Stocks largely held losses in the wake of the statement from the Federal Reserve. The central bank kept overnight interest rate near zero and made no change to its monthly bond purchases, as was widely expected, and pledged to keep that support intact until a full economic rebound is in place.

“The statement itself really did not contain much new information, but it did put a lid on fears that the Fed may be considering tapering asset purchases sooner than expected.
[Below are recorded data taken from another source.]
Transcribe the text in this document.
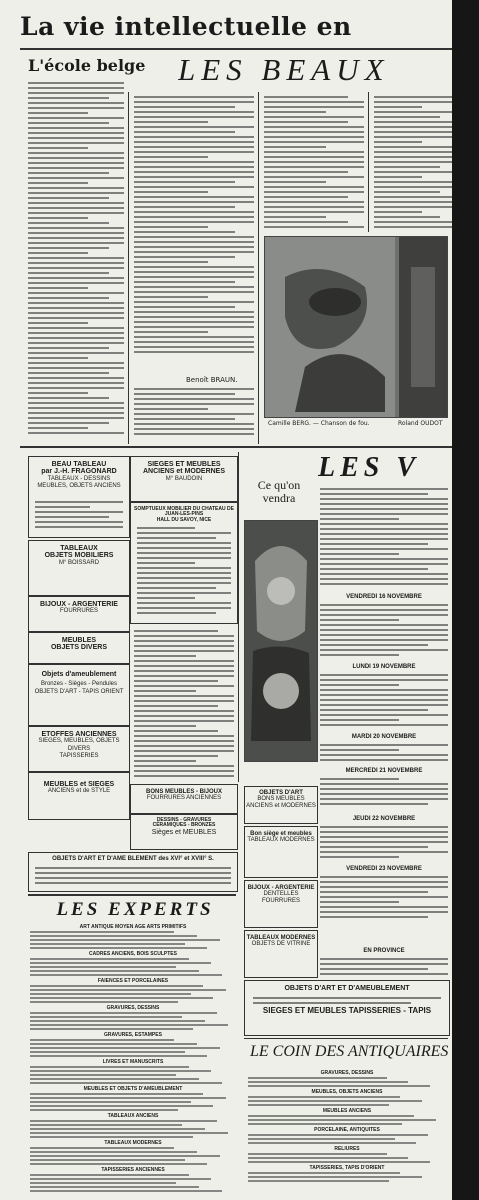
La vie intellectuelle en
L'école belge	LES BEAUX
Benoît BRAUN.
Camille BERG. — Chanson de fou.	Roland OUDOT
BEAU TABLEAU
par J.-H. FRAGONARD
TABLEAUX - DESSINS
MEUBLES, OBJETS ANCIENS
SIEGES ET MEUBLES
ANCIENS et MODERNES
M° BAUDOIN
SOMPTUEUX MOBILIER DU CHATEAU DE JUAN-LES-PINS
HALL DU SAVOY, NICE
LES V
Ce qu'on vendra
TABLEAUX
OBJETS MOBILIERS
M° BOISSARD
BIJOUX - ARGENTERIE
FOURRURES
MEUBLES
OBJETS DIVERS
Objets d'ameublement
Bronzes - Sièges - Pendules
OBJETS D'ART - TAPIS ORIENT
ETOFFES ANCIENNES
SIEGES, MEUBLES, OBJETS DIVERS
TAPISSERIES
MEUBLES et SIEGES
ANCIENS et de STYLE	BONS MEUBLES - BIJOUX
FOURRURES ANCIENNES
DESSINS - GRAVURES
CÉRAMIQUES - BRONZES
Sièges et MEUBLES
OBJETS D'ART ET D'AME BLEMENT des XVI° et XVIII° S.
OBJETS D'ART
BONS MEUBLES
ANCIENS et MODERNES
Bon siège et meubles
TABLEAUX MODERNES
BIJOUX - ARGENTERIE
DENTELLES FOURRURES
TABLEAUX MODERNES
OBJETS DE VITRINE
VENDREDI 16 NOVEMBRE
LUNDI 19 NOVEMBRE
MARDI 20 NOVEMBRE
MERCREDI 21 NOVEMBRE
JEUDI 22 NOVEMBRE
VENDREDI 23 NOVEMBRE
EN PROVINCE
OBJETS D'ART ET D'AMEUBLEMENT
SIEGES ET MEUBLES TAPISSERIES - TAPIS
LES EXPERTS
ART ANTIQUE MOYEN AGE ARTS PRIMITIFS
CADRES ANCIENS, BOIS SCULPTÉS
FAIENCES ET PORCELAINES
GRAVURES, DESSINS
GRAVURES, ESTAMPES
LIVRES ET MANUSCRITS
MEUBLES ET OBJETS D'AMEUBLEMENT
TABLEAUX ANCIENS
TABLEAUX MODERNES
TAPISSERIES ANCIENNES
LE COIN DES ANTIQUAIRES
GRAVURES, DESSINS
MEUBLES, OBJETS ANCIENS
MEUBLES ANCIENS
PORCELAINE, ANTIQUITÉS
RELIURES
TAPISSERIES, TAPIS D'ORIENT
If anything, the Fed added a statement recognising that the pace of recovery has moderated in recent months,” said Jason Pride, chief investment office for private wealth at Glenmede in Philadelphia.

The Dow Jones Industrial Average fell 475.41 points, or 1.54 per cent, to 30,461.63, the S&P 500 lost 74.39 points, or 1.93 per cent, to 3,775.23 and the Nasdaq Composite dropped 223.16 points, or 1.64 per cent, to 13,402.91.

Both the Dow and S&P 500 were on track for their biggest daily percentage decline since 28 October.

Meanwhile, Boeing Co fell 2.56 per cent and was among the top drags on the Dow after the planemaker took a hefty US$6.5 billion charge on its all-new 777X jetliner due to the COVID-19 pandemic and the aftermath of a two-year safety crisis over its 737 MAX.

In a week packed with quarterly earnings from mega-cap companies, Microsoft Corp rose 0.83 per cent after its results as the software maker continues to benefit from remote working and learning trends globally.

Microsoft’s results set a positive tone for other technology-related companies including Apple Inc and Facebook Inc, which are set to report quarterly numbers later in the day.

These heavyweight majors have recently come back into favor after blowout results from streaming giant Netflix Inc, and as investors dumped economy-linked banks, energy and small-cap stocks.

However, concerns about heightened stock market valuations, rising coronavirus cases and uneven distribution of vaccine rollouts have heightened investor worry about a pullback and increase in volatility in the near-term.

Shares of Apple were little changed, while Facebook slipped 2.56 per cent.

The CBOE Market Volatility index, often used as a gauge for investor anxiety, rose as high as 29.65, its highest level since 21 December.

Walgreens Boots Alliance Inc jumped 4.80 per cent after the drugstore chain named the outgoing chief operating officer of Starbucks, Roz Brewer, as its CEO.